Johnson was quick to point out that Hodge’s departure is not going to fix all the district’s problems.

“As superintendent, he ultimately bears the burden of all that has occurred,” Johnson said. “But the opinion of some people that all of our problems will disappear with him gone is not correct.”

She added, “All of us have contributed to our situation; it’s not just one person’s fault.”

Johnson and other board members said the ongoing investigation will likely raise additional issues unrelated to Hodge.

“The hard work is only just beginning,” Johnson said. 

That work includes filling Hodge’s seat, first with an interim superintendent and eventually a permanent  one. The board will meet at 9:30 a.m. Monday to begin the process.

The board will contact the state’s Education Service District in Coos Bay to see if the superintendent there will act as the “superintendent-of-record” for the Brookings school district. A local administrator may be appointed to handle day-to-day duties until an interim superintendent is appointed.

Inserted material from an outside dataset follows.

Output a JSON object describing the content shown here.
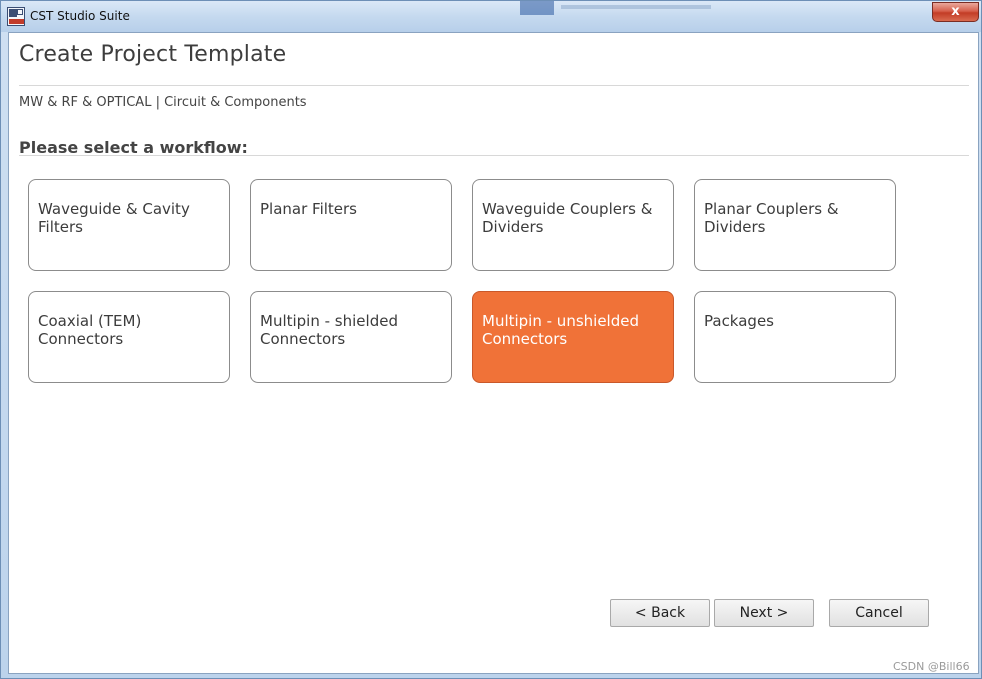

The board hopes to hire a permanent superintendent no later than November or December.

“I am aware there are issues that will need to be addressed. We have a lot of work to do,” said school board member Alice Farmer. “This district has outstanding staff, students and parents and I am hopeful that we will all join together and move forward.”

Chambers said, “With the right leadership, we can really change things around. The board will have a great deal of influence on the new superintendent and on what can be done.”